Logiciels généralistes / logiciels métiers

2013 toujours. Puisque les logiciels généralistes (Oracle, Python, SQL, conçus et utilisés par des informaticiens) sont capables des traiter des big data vraiment big, la tentation d’abandonner les logiciels métiers (conçus et utilisés par des statisticiens) est forte. Mais malheureusement, les logiciels généralistes ne sont pas adaptés :

  • Ils ne proposent à l’utilisateur qu’une fraction des méthodes utilisées par les statisticiens. Pas de régression logistique, pas de modèle de mélange, pas de classification hiérarchique ascendante, pas d’ACP ni d’ACM, je ne parle même pas des nested analysis…
  • Ils sont généralement austères et nécessitent de sérieuses compétences en programmation.
  • Ils font des choix que les statisticiens n’approuvent pas toujours, comme la possibilité de facilement ignorer les valeurs manquantes [billet de blog]

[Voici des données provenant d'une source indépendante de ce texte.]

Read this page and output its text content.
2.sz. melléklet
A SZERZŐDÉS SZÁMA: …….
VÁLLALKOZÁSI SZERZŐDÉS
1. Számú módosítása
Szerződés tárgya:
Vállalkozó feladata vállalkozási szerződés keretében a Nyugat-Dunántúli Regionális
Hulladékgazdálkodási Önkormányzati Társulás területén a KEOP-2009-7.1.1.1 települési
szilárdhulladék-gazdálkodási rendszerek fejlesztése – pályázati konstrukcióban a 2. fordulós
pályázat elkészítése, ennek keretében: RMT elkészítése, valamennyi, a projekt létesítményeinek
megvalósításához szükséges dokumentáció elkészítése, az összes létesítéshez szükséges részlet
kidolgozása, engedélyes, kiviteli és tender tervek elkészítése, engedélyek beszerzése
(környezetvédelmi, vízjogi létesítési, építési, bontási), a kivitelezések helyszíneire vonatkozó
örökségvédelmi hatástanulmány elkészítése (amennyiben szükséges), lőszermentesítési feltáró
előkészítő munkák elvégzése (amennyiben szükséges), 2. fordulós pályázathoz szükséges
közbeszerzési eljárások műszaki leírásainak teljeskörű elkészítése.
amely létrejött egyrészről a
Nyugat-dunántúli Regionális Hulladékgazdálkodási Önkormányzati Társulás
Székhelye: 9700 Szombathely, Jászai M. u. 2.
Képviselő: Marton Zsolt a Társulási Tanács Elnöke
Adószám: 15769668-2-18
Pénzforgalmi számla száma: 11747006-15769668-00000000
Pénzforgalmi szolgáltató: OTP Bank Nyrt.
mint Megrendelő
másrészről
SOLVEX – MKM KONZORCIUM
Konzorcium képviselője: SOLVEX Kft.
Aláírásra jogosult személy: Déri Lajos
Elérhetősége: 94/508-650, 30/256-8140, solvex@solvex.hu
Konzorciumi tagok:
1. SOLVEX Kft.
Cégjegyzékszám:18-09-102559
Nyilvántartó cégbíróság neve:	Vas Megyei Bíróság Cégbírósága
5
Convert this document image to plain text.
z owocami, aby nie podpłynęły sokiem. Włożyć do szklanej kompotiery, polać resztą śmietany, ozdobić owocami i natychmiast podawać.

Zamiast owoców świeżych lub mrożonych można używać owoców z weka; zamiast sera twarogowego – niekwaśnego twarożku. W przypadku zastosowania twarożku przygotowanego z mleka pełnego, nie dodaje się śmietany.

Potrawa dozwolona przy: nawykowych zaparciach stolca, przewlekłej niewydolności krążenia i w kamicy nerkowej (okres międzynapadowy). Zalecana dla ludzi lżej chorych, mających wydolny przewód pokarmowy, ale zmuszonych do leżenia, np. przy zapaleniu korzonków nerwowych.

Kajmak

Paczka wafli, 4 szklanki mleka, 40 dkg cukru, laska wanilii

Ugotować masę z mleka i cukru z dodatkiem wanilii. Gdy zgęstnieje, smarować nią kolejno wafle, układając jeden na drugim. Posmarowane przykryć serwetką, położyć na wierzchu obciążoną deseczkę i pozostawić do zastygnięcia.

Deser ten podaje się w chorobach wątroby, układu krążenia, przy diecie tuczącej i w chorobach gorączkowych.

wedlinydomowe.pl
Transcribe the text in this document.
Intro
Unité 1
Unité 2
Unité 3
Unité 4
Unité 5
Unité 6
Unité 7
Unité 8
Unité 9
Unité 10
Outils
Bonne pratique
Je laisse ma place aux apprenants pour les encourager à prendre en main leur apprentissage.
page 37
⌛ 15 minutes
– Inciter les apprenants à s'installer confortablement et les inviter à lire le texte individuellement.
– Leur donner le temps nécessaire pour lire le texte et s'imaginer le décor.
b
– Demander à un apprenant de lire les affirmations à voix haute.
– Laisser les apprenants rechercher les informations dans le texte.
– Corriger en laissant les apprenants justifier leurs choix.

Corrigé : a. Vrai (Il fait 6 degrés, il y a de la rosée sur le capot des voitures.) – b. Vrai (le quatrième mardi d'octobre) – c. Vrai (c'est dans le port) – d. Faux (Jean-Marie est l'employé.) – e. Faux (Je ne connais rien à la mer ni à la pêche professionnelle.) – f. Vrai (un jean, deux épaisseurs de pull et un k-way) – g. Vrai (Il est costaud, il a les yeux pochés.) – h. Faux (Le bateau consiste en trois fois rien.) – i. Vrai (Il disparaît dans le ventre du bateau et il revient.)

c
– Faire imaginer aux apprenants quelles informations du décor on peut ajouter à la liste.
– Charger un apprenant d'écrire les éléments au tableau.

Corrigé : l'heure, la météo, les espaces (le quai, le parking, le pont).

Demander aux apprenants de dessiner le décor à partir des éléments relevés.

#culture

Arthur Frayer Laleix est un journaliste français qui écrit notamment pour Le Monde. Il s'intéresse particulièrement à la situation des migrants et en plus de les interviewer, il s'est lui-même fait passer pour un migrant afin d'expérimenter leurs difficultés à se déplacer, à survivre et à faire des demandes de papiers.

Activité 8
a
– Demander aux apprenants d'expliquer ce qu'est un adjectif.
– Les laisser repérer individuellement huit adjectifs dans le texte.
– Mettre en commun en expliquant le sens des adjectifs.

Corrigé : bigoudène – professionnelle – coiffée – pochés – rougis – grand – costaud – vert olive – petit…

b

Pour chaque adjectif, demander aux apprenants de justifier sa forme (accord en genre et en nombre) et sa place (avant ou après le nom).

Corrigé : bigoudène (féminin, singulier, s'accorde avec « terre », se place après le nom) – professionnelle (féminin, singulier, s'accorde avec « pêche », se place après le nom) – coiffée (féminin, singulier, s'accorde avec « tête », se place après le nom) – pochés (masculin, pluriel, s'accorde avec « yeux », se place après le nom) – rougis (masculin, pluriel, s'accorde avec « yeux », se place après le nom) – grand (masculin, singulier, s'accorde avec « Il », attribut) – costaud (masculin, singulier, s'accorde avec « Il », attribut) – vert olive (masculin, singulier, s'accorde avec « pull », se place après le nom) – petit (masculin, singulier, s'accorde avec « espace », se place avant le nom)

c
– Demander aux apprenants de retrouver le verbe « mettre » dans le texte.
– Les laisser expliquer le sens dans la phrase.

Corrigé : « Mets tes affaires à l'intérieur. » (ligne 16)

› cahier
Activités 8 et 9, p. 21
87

Donc ils ne sont pas adaptés à l’analyse statistique.

D’un autre côté, les logiciels métiers sont complets, mais ils ne sont pas performants. Ils n’exploitent pas ou peu la carte graphique, les réseaux, la lecture de disque out-of-core ou encore les IHM modernes. Pire, tous les appels fonction de R se font en dupliquant les arguments. Quand on veut modifier une petite valeur dans une base de donnée, on utilise « [ » qui est une fonction. R duplique la base de données, modifie la valeur dans la nouvelle base et écrase l’ancienne base. C’est une des raisons qui explique le décalage 50 Terra / 1 Giga.

D’où le projet de création d’un logiciel d’analyse statistique pensé par des statisticiens (et donc vraiment adapté au métier) utilisant les dernières innovations informatiques (et donc très performant) : le projet R++, the Next Step…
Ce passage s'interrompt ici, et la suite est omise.